Karen na conferência Latitude44, em Toronto, no Canadá— Foto: Arquivo Pessoal

Uma missão pessoal

Para ela, empreender é desafiador e tem suas dificuldades, mas sua experiência na Estônia tem sido positiva. “O ecossistema de startups da Estônia é extremamente organizado e temos também muitos incentivos do governo local para promoção dos nossos serviços, nacional e internacionalmente. Sem contar que o país é hoje considerado o Vale do Silício da Europa, e isso atrai muitos investidores”, observa.
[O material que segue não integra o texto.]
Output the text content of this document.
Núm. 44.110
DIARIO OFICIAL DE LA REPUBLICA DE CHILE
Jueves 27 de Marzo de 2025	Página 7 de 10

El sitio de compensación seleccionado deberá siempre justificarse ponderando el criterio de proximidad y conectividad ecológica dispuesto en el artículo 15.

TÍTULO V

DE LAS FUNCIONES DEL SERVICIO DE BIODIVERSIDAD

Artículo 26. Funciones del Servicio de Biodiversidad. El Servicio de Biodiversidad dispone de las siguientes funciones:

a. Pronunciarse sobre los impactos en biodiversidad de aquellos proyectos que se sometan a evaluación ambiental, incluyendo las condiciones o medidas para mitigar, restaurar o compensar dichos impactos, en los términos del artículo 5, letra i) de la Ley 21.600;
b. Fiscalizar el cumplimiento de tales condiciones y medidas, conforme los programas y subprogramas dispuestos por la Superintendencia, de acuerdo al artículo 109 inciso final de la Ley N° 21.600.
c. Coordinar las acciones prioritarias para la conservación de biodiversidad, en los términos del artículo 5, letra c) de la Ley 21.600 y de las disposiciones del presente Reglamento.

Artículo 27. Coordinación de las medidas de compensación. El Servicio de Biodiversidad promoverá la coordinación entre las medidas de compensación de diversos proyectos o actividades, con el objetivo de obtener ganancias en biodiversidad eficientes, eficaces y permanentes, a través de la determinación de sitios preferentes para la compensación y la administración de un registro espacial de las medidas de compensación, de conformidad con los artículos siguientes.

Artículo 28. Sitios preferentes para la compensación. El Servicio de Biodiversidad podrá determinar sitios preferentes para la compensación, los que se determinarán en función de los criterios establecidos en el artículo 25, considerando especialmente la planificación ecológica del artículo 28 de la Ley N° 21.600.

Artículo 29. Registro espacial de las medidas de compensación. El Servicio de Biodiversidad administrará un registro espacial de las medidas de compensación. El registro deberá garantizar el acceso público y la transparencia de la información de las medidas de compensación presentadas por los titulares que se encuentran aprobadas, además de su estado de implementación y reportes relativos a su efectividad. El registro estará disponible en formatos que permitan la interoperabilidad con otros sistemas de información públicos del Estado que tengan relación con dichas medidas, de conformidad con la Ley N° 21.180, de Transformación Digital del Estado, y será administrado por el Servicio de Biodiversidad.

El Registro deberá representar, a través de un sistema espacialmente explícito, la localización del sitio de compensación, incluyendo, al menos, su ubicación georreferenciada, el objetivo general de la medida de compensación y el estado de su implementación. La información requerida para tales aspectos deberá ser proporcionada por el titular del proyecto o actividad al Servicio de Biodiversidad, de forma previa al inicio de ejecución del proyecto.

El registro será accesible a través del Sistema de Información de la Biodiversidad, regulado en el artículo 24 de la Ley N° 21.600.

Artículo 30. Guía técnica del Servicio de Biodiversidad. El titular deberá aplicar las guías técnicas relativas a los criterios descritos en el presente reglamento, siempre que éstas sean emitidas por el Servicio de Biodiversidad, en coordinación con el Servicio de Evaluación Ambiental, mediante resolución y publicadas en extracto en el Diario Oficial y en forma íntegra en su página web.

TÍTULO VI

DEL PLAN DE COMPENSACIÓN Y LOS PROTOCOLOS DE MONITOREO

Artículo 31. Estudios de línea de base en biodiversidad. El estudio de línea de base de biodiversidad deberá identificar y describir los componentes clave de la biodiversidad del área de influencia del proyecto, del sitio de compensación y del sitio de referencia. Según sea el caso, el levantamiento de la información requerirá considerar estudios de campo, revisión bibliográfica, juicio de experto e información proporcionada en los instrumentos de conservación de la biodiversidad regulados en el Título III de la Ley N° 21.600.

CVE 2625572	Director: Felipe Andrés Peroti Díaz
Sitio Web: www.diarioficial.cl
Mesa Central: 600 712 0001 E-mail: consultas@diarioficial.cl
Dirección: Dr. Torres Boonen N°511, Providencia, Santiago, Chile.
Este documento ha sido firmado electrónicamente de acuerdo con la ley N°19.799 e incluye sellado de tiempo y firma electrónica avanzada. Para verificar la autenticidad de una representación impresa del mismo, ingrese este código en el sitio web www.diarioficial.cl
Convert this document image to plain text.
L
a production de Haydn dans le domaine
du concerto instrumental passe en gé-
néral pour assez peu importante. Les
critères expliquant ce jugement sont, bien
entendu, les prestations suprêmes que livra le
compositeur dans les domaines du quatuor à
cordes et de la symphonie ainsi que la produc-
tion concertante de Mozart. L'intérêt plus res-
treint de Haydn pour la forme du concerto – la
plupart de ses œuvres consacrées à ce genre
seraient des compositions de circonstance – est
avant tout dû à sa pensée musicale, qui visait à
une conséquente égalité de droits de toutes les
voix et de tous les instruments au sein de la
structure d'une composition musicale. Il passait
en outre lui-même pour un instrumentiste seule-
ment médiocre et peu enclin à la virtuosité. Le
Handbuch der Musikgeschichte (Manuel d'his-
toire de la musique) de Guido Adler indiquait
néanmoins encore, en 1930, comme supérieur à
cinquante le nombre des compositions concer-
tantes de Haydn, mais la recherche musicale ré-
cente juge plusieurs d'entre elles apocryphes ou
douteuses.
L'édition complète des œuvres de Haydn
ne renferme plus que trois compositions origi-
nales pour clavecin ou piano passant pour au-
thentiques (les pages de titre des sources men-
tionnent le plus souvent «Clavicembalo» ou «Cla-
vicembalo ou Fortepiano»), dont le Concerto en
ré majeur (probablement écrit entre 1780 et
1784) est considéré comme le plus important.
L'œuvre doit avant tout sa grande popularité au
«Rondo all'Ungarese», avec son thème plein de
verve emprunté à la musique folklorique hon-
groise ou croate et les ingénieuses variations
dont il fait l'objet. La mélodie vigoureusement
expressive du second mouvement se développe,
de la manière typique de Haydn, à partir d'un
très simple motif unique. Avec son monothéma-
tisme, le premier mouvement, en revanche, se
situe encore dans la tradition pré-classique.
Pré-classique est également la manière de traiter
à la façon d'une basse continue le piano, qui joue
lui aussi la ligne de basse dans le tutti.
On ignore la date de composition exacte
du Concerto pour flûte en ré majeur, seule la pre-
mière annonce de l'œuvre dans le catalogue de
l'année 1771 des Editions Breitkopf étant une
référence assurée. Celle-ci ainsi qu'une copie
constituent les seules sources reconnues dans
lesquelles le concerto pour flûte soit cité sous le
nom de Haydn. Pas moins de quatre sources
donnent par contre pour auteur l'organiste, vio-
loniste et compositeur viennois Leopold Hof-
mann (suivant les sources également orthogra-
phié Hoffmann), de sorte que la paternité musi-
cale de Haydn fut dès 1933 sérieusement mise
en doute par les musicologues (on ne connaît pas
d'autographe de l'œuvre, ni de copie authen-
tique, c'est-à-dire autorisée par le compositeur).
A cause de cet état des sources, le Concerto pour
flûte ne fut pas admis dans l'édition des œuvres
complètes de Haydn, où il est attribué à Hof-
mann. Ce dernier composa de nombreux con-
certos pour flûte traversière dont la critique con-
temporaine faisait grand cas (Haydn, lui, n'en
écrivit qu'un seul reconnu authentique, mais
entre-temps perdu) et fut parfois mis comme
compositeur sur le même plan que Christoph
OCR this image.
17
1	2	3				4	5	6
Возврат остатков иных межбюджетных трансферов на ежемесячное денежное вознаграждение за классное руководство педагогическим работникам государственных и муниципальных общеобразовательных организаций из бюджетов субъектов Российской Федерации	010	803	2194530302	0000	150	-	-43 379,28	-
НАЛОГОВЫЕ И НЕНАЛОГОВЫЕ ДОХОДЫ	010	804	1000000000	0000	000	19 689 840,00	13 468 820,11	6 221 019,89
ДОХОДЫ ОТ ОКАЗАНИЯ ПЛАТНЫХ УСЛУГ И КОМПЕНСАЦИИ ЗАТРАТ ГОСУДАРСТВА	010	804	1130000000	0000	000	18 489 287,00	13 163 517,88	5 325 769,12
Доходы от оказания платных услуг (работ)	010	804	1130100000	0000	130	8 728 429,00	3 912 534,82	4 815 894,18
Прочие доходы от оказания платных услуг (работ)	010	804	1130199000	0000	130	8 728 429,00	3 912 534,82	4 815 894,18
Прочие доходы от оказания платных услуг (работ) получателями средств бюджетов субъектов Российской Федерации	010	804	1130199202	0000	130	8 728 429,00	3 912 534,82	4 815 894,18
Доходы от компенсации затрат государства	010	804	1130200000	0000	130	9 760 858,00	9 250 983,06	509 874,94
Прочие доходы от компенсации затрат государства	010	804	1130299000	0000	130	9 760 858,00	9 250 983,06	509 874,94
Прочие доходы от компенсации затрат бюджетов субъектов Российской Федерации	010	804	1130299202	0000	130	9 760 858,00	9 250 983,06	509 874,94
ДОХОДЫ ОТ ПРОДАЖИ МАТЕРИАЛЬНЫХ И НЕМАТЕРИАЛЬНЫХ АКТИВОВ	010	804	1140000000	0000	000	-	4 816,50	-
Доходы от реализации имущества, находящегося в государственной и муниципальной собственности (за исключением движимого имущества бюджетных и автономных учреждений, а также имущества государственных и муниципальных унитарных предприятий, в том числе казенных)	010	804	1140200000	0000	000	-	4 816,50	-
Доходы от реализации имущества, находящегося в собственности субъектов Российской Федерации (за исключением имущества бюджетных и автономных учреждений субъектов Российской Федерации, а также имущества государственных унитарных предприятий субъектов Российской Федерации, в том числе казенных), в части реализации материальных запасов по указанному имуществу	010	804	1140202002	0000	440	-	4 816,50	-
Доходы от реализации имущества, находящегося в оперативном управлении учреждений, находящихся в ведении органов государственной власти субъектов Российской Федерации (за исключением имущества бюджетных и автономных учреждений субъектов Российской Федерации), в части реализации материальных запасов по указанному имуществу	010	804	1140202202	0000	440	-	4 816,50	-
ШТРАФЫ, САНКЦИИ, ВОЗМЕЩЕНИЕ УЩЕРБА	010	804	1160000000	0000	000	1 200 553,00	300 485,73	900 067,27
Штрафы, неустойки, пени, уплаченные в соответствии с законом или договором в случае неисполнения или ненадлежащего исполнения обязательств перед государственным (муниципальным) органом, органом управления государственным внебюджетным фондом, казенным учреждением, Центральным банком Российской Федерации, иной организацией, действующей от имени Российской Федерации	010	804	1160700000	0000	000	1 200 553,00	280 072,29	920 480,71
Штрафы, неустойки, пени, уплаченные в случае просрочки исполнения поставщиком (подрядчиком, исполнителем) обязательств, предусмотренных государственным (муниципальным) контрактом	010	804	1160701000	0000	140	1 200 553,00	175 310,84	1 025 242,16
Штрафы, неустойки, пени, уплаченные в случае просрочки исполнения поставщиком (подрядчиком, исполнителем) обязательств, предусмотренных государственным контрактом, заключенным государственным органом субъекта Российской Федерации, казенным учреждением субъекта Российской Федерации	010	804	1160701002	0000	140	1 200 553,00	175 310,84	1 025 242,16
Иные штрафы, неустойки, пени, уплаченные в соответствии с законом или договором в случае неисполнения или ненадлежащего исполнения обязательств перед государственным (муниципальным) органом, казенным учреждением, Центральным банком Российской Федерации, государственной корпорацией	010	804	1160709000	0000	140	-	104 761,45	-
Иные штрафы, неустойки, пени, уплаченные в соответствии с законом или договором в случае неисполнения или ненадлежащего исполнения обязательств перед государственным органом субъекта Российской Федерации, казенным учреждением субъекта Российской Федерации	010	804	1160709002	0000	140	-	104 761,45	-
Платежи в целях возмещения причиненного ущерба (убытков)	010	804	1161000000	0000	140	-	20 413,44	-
Para quem tem ideias inovadoras em tecnologia e quer abrir uma empresa na Estônia, ela recomenda, antes de tudo, acreditar na própria ideia. “Empreender, no geral, é muito difícil, mesmo com as facilidades da e-Residency e o apoio do governo estoniano. Claro que o governo alivia muitas dores, mas todo empreendedor vai encontrar dificuldades, principalmente no início da jornada”, analisa. “Então, o que eu recomendo é: tenha paixão pela sua ideia, coragem, resiliência e esteja preparado para muitos altos e baixos, porque é muito raro empreendedores acertarem de primeira o fit com o mercado”.

Karen vê a Tutor.id como uma ferramenta que vai além de modernizar e profissionalizar o trabalho dos professores: é também um meio de construir uma comunidade mundial de professores particulares empreendedores. “Como neta e filha de professores, ao oferecer essa plataforma e ajudar tantas pessoas, também sinto que estou honrando minha família”.